Adopt a backpack, feed a child

By Kathreen Harrison | Aug 06, 2015

Food insecurity means not being able to count on three meals a day, and according to the Area Interfaith Outreach Program, "food insecure" describes almost half of the children in Knox County. The impact of regular hunger on children's learning cannot be overestimated. Nurses, guidance counselors and teachers can all give examples of many children who do not reach their potential in school because they are dealing with the effects of hunger.

The problem of hunger for children living in poverty is worst on weekends, when free school breakfasts and lunches are not available. AIO is starting a program in September at South School and Rockland District Middle School to address this problem of weekend hunger. At these schools the population of food-insecure children is very high -- the proportion those entitled to free or reduced lunches exceeds 65 percent.
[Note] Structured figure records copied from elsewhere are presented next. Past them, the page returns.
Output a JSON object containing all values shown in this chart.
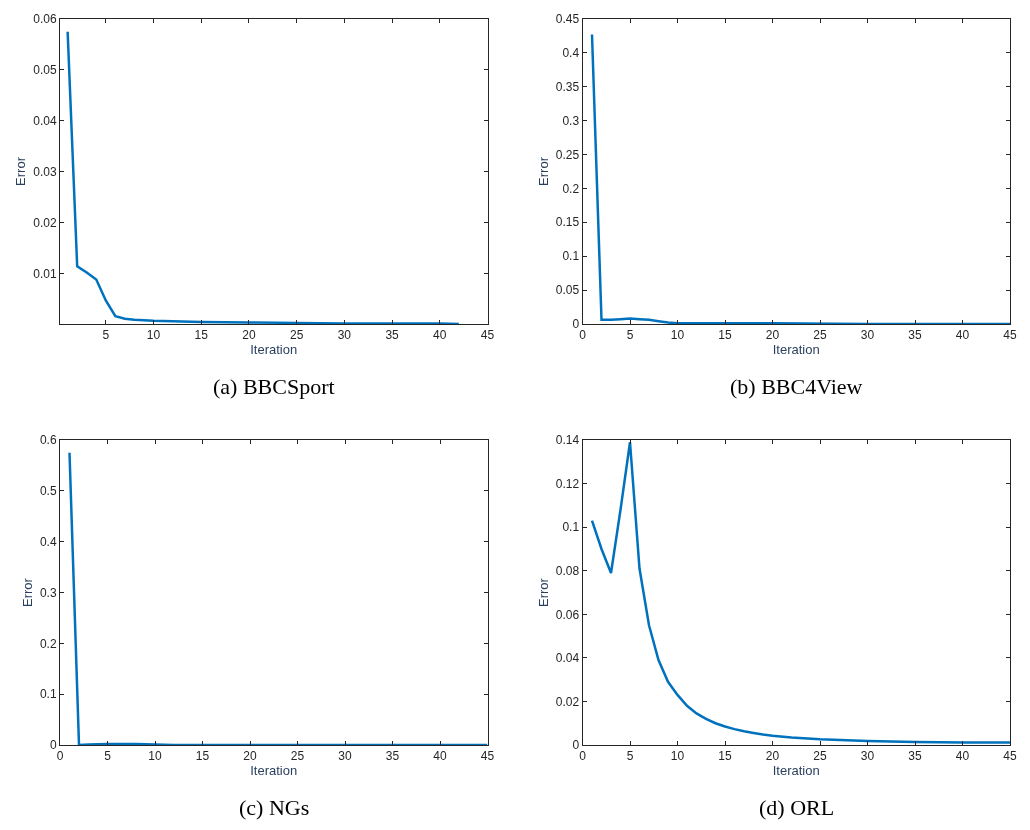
{
  "chart_data": [
    {
      "type": "line",
      "title": "(a) BBCSport",
      "xlabel": "Iteration",
      "ylabel": "Error",
      "xlim": [
        0.2,
        45
      ],
      "ylim": [
        0.0002,
        0.06
      ],
      "xticks": [
        5,
        10,
        15,
        20,
        25,
        30,
        35,
        40,
        45
      ],
      "yticks": [
        0.01,
        0.02,
        0.03,
        0.04,
        0.05,
        0.06
      ],
      "x": [
        1,
        2,
        3,
        4,
        5,
        6,
        7,
        8,
        9,
        10,
        12,
        15,
        20,
        25,
        30,
        35,
        40,
        42
      ],
      "series": [
        {
          "color": "#0072bd",
          "values": [
            0.0575,
            0.0115,
            0.0103,
            0.0089,
            0.0048,
            0.0017,
            0.0012,
            0.001,
            0.0009,
            0.0008,
            0.0007,
            0.0006,
            0.0005,
            0.0004,
            0.0003,
            0.0003,
            0.0003,
            0.0002
          ]
        }
      ]
    },
    {
      "type": "line",
      "title": "(b) BBC4View",
      "xlabel": "Iteration",
      "ylabel": "Error",
      "xlim": [
        0,
        45
      ],
      "ylim": [
        0,
        0.45
      ],
      "xticks": [
        0,
        5,
        10,
        15,
        20,
        25,
        30,
        35,
        40,
        45
      ],
      "yticks": [
        0,
        0.05,
        0.1,
        0.15,
        0.2,
        0.25,
        0.3,
        0.35,
        0.4,
        0.45
      ],
      "x": [
        1,
        2,
        3,
        4,
        5,
        6,
        7,
        8,
        9,
        10,
        15,
        20,
        30,
        45
      ],
      "series": [
        {
          "color": "#0072bd",
          "values": [
            0.427,
            0.006,
            0.006,
            0.007,
            0.008,
            0.007,
            0.006,
            0.004,
            0.002,
            0.001,
            0.001,
            0.001,
            0,
            0
          ]
        }
      ]
    },
    {
      "type": "line",
      "title": "(c) NGs",
      "xlabel": "Iteration",
      "ylabel": "Error",
      "xlim": [
        0,
        45
      ],
      "ylim": [
        0,
        0.6
      ],
      "xticks": [
        0,
        5,
        10,
        15,
        20,
        25,
        30,
        35,
        40,
        45
      ],
      "yticks": [
        0,
        0.1,
        0.2,
        0.3,
        0.4,
        0.5,
        0.6
      ],
      "x": [
        1,
        2,
        3,
        5,
        8,
        10,
        12,
        15,
        20,
        30,
        45
      ],
      "series": [
        {
          "color": "#0072bd",
          "values": [
            0.575,
            0,
            0.001,
            0.002,
            0.002,
            0.001,
            0,
            0,
            0,
            0,
            0
          ]
        }
      ]
    },
    {
      "type": "line",
      "title": "(d) ORL",
      "xlabel": "Iteration",
      "ylabel": "Error",
      "xlim": [
        0,
        45
      ],
      "ylim": [
        0,
        0.14
      ],
      "xticks": [
        0,
        5,
        10,
        15,
        20,
        25,
        30,
        35,
        40,
        45
      ],
      "yticks": [
        0,
        0.02,
        0.04,
        0.06,
        0.08,
        0.1,
        0.12,
        0.14
      ],
      "x": [
        1,
        2,
        3,
        4,
        5,
        6,
        7,
        8,
        9,
        10,
        11,
        12,
        13,
        14,
        15,
        16,
        17,
        18,
        19,
        20,
        22,
        25,
        30,
        35,
        40,
        45
      ],
      "series": [
        {
          "color": "#0072bd",
          "values": [
            0.103,
            0.09,
            0.079,
            0.108,
            0.139,
            0.081,
            0.055,
            0.039,
            0.029,
            0.023,
            0.018,
            0.0145,
            0.012,
            0.01,
            0.0085,
            0.0073,
            0.0063,
            0.0055,
            0.0048,
            0.0042,
            0.0034,
            0.0026,
            0.0018,
            0.0014,
            0.0012,
            0.0011
          ]
        }
      ]
    }
  ]
}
The new program is called the Weekend Backpack Program, and the intention is to gradually expand it to additional schools in RSU 13 and throughout the county. The program supplies a child with enough food to take home on Friday to feed himself through the weekend, and also provide his family with one solid meal. The food is chosen carefully to appeal to children and to be nutritious. Teachers place the food in the child’s backpack while the children are out of the classroom on Fridays, thereby avoiding embarrassing needy children in front of their peers.

The program relies on community support. Sherry Cobb, spokesperson for AIO, in a short, informative video entitled "Rockland Backpack Program" (on Vimeo), says “We believe the community will come forward once they know how serious the problem is.”

AIO is offering a $225 Adopt a Backpack program, which fills a backpack for one child every Friday for one school year. Supporters can also donate another amount of their choosing (no amount is too small) and send it to:

Area Interfaith Outreach

Weekend Backpacks

P.O. Box 113

Rockland, ME 04841

AIO’s program fills me with hope for the many hungry children I have taught in our area schools. Cobb said, “When I look at the children on the playground, I think that they’re all mine.” If you, like Cobb, feel empathy for the many hungry children in our towns and believe all children deserve a fair start in life, consider supporting the Weekend Backpack program. I encourage residents of any town – not just Rockland – to support this inaugural year of the program. It takes a village.